Q: What kind of a baseball player were you? A switch-hitting power hitter, a fleet-of-foot leadoff man or a dominant presence on the mound?


DB: My baseball career was mired in mediocrity. I was probably a better pitcher than hitter and tried to make the St. Cloud State baseball team my freshman year. I got cut before the team's first practice which I believe is still an NCAA record.


Q: What are some of your fonder memories of Staples and who are the names attached to those memories?


DB: When we moved there during my freshman year, I was thrilled when I found out they had a high school baseball team. We moved from Fulton, Missouri, where they didn't have high school baseball.

I was invited to join the team on their bus trip to Stillwater the day after I enrolled and got to play in a B-squad game before I ever went to a class at Staples High School. I'm not sure it was legal, but I did it anyway.

I had a terrible experience in Brainerd my senior year. I got hit in my left eye by a pitch during batting practice and temporarily lost vision in that eye. I spent five days immobilized with patches on both eyes at St. Joseph's hospital. Thankfully, my vision came back, but that was the end of my high school baseball career.


Q: If Duke in the Dark was still spinning the black circles at KCLD in St. Cloud what would the music playlist sound like now a days?


DB: Being a disc jockey in the mid-'70s meant that I had to play a lot of Bee Gees and Barry Manilow.

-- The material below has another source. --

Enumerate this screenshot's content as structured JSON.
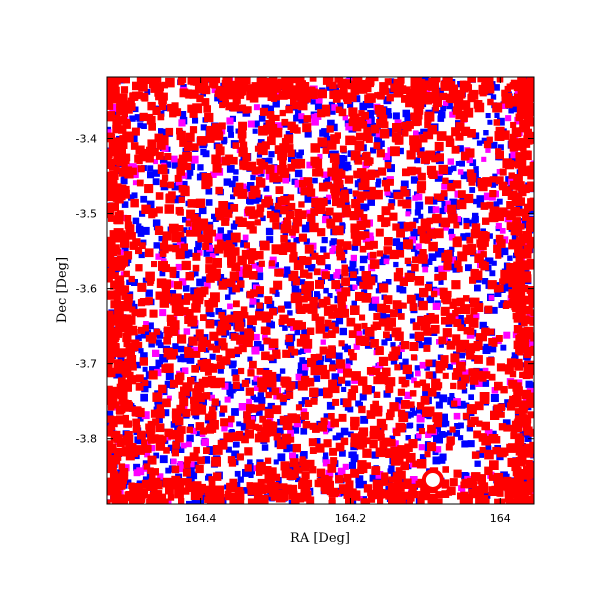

One of the reasons I left KCLD was I didn't want to play music for a living, especially the popular music of the time. I'd probably want to play the good stuff from that era, the Stones, Chicago and the like. If there's an oldies station in your area that's looking for some wintertime help, have them give me a call.


Q: What would be your walk up music and, in your opinion, who has the most original walkup music in the MLB right now?


DB: I really don't pay much attention to walk-up music and can't imagine what mine would be. Based on my experience trying to play in my 60s at the Twins Fantasy Camp, maybe Linda Ronstadt's "Hurts So Bad." Whenever I decide to retire, I'd like to have a walk-off song, probably Boston's "Long Time."

The lyrics seem to fit what has been a blessed career.